LONDON (Reuters) - British 10-year government bond yields headed for their biggest one-day jump in more than 10 weeks on Tuesday, after a sharper-than-expected rise in inflation reignited concern that the Bank of England might take a hawkish turn this week.
Consumer price inflation rose to 2.9 percent in August - a level last exceeded more than five years ago - setting in train a slide in gilt prices that gathered pace as the day went on.
At 1408 GMT the benchmark 10-year gilt yield was at its highest level since Aug. 17 at 1.116 percent, up more than 7 basis points on the day. This was the biggest one-day rise in yield since June 29, and yields are now more than 15 basis points above a two-and-a-half month low struck on Friday.
Ten-year gilts’ yield spread over German Bunds widened by as much 3 basis points to 74 basis points, a level not seen since early August.

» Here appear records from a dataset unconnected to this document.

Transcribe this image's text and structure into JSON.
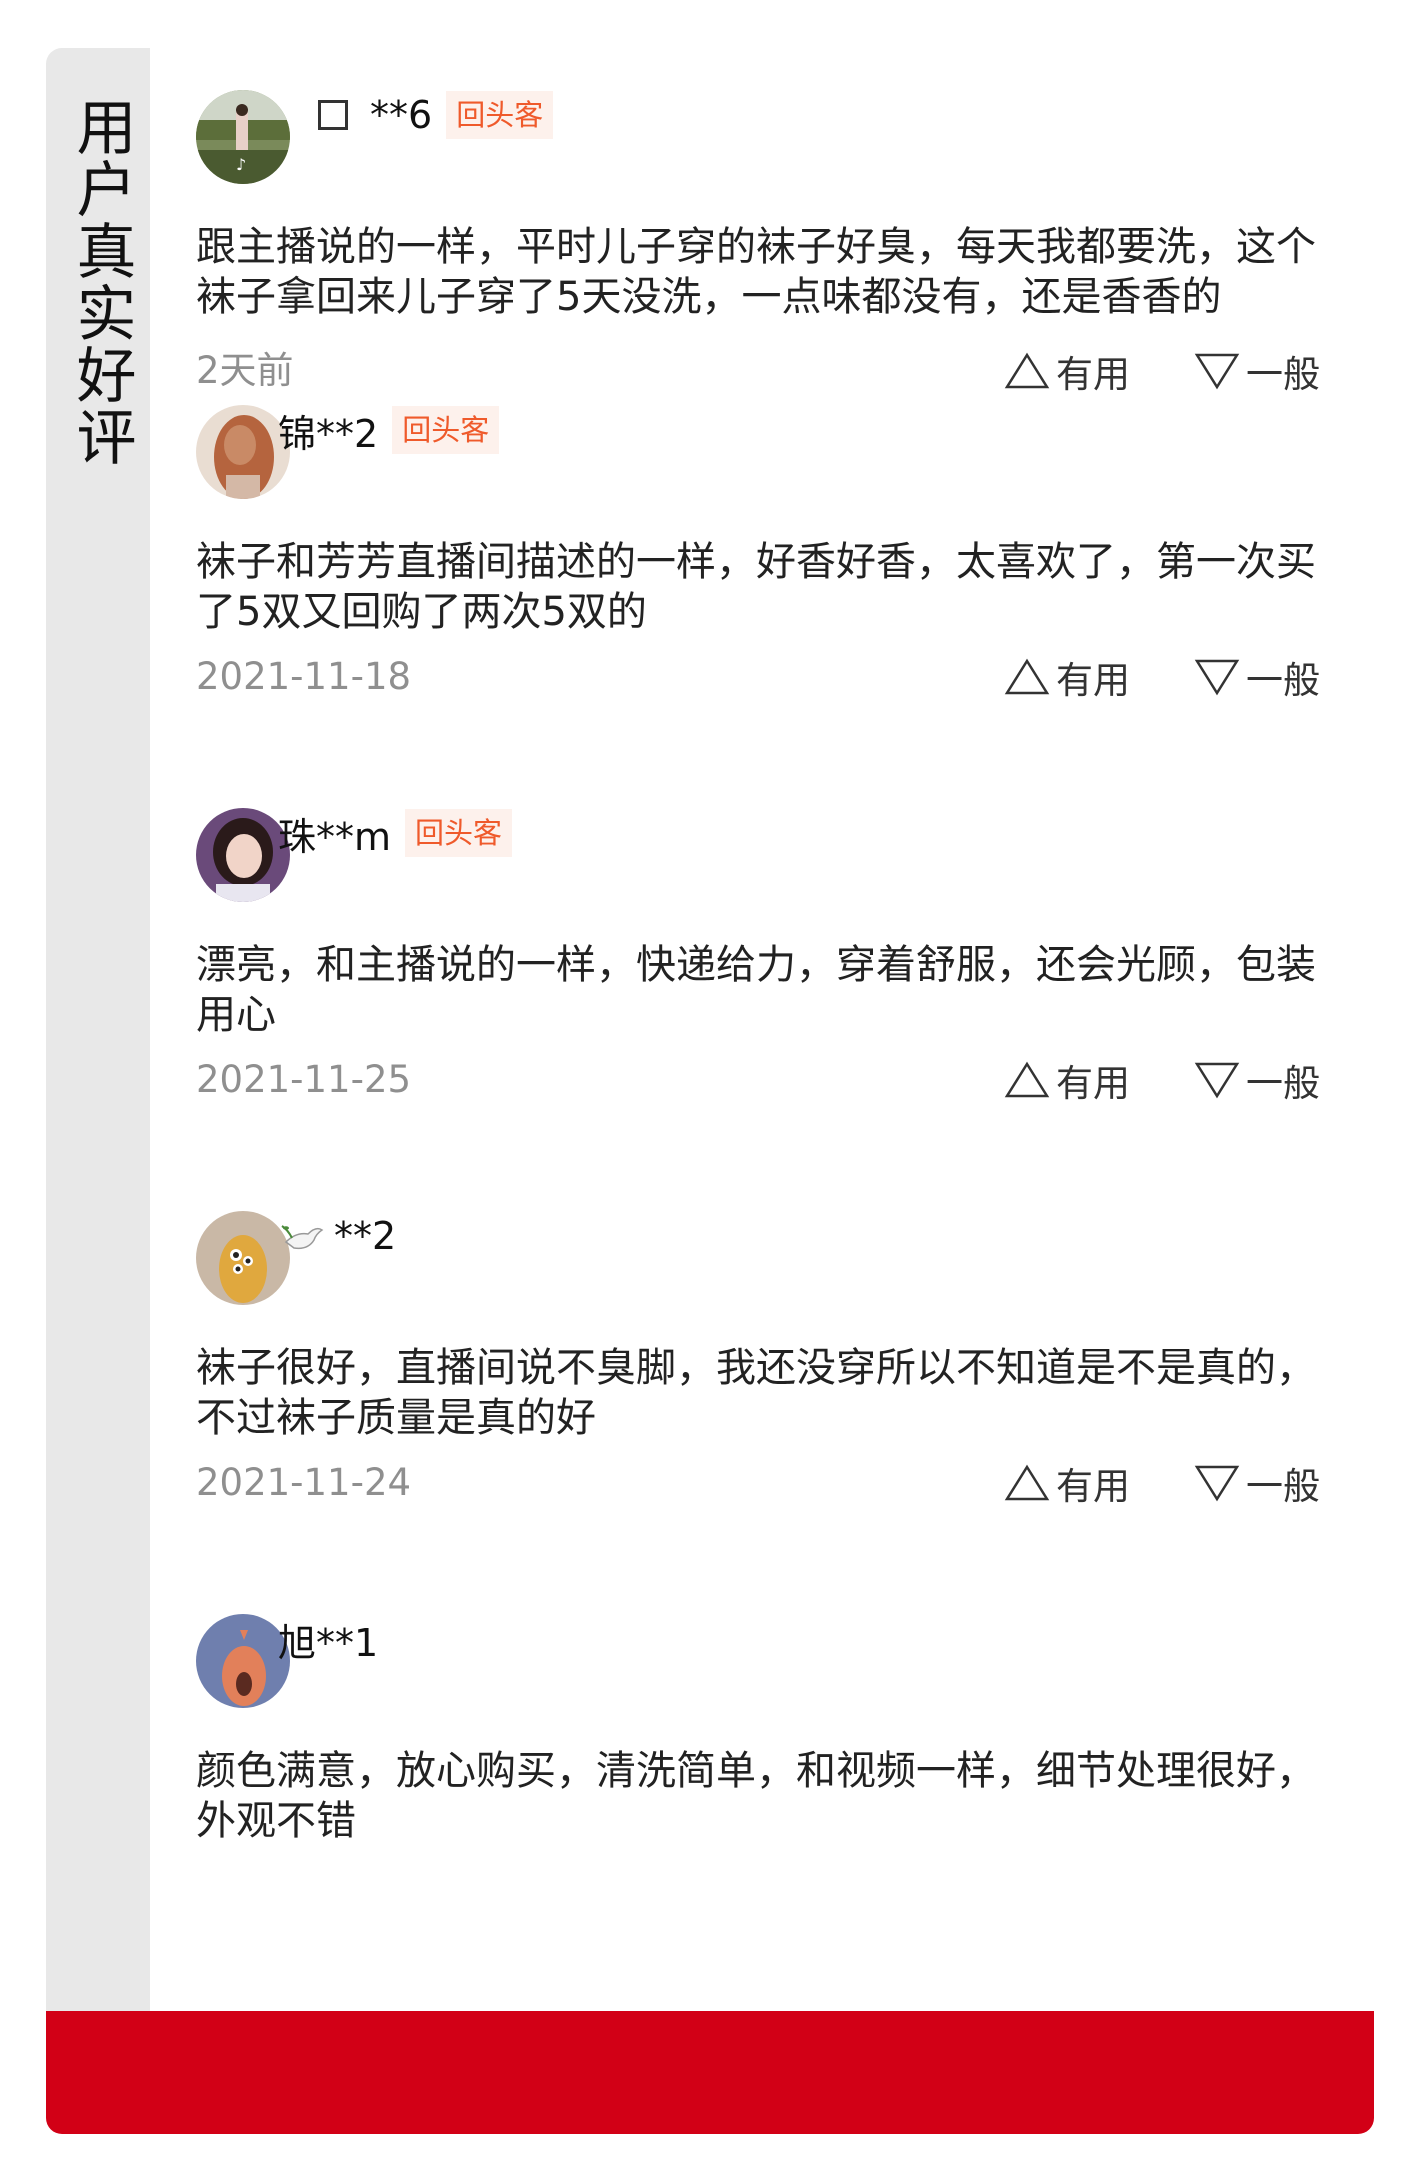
{
  "sidebar": {
    "title": "用户真实好评"
  },
  "reviews": [
    {
      "username": "**6",
      "badge": "回头客",
      "text": "跟主播说的一样，平时儿子穿的袜子好臭，每天我都要洗，这个袜子拿回来儿子穿了5天没洗，一点味都没有，还是香香的",
      "date": "2天前",
      "useful_label": "有用",
      "normal_label": "一般"
    },
    {
      "username": "锦**2",
      "badge": "回头客",
      "text": "袜子和芳芳直播间描述的一样，好香好香，太喜欢了，第一次买了5双又回购了两次5双的",
      "date": "2021-11-18",
      "useful_label": "有用",
      "normal_label": "一般"
    },
    {
      "username": "珠**m",
      "badge": "回头客",
      "text": "漂亮，和主播说的一样，快递给力，穿着舒服，还会光顾，包装用心",
      "date": "2021-11-25",
      "useful_label": "有用",
      "normal_label": "一般"
    },
    {
      "username": "**2",
      "text": "袜子很好，直播间说不臭脚，我还没穿所以不知道是不是真的，不过袜子质量是真的好",
      "date": "2021-11-24",
      "useful_label": "有用",
      "normal_label": "一般"
    },
    {
      "username": "旭**1",
      "text": "颜色满意，放心购买，清洗简单，和视频一样，细节处理很好，外观不错"
    }
  ],
  "colors": {
    "accent_red": "#d20016",
    "badge_text": "#ef5a2b",
    "badge_bg": "#fdf1ec"
  }
}
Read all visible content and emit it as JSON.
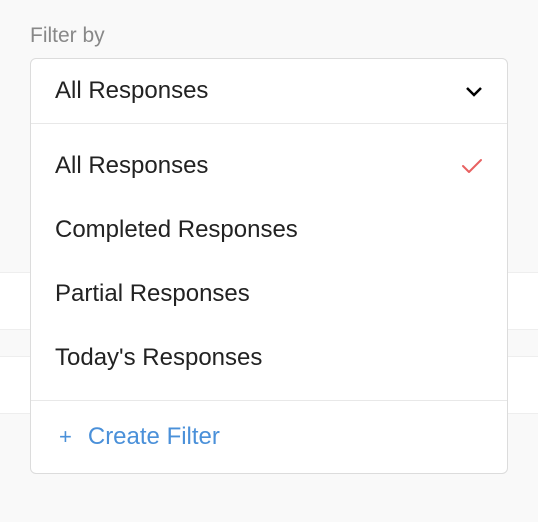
{
  "filter": {
    "label": "Filter by",
    "selected": "All Responses",
    "options": [
      {
        "label": "All Responses",
        "selected": true
      },
      {
        "label": "Completed Responses",
        "selected": false
      },
      {
        "label": "Partial Responses",
        "selected": false
      },
      {
        "label": "Today's Responses",
        "selected": false
      }
    ],
    "createAction": "Create Filter"
  }
}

“Gilts are underperforming on the day, and the sell-off was generally triggered after the CPI data,” RBC fixed income strategist Vatsala Datta said.
Inflation worries added to concerns that the BoE could come out with a hawkish message on Thursday. While most economists polled by Reuters expect a 7-2 split in favor of keeping rates on hold at 0.25 percent, there is a chance that chief economist Andy Haldane could switch sides and back a hike.
The central bank is also expected to note sterling’s further fall since its meeting last month, which risks pushing inflation well above 3 percent later this year.
Datta said markets had brought forward their expectation of a BoE rate rise to August 2018, compared with September 2019 as recently as last week. Economists polled by Reuters last month did not expect a rate rise until 2019.
Wednesday brings the release of July labor market data - which is expected to show a small pick-up in lackluster wage growth - as well as the auction of 2.5 billion pounds ($3.32 billion) of the 1.25 percent 2027 gilt.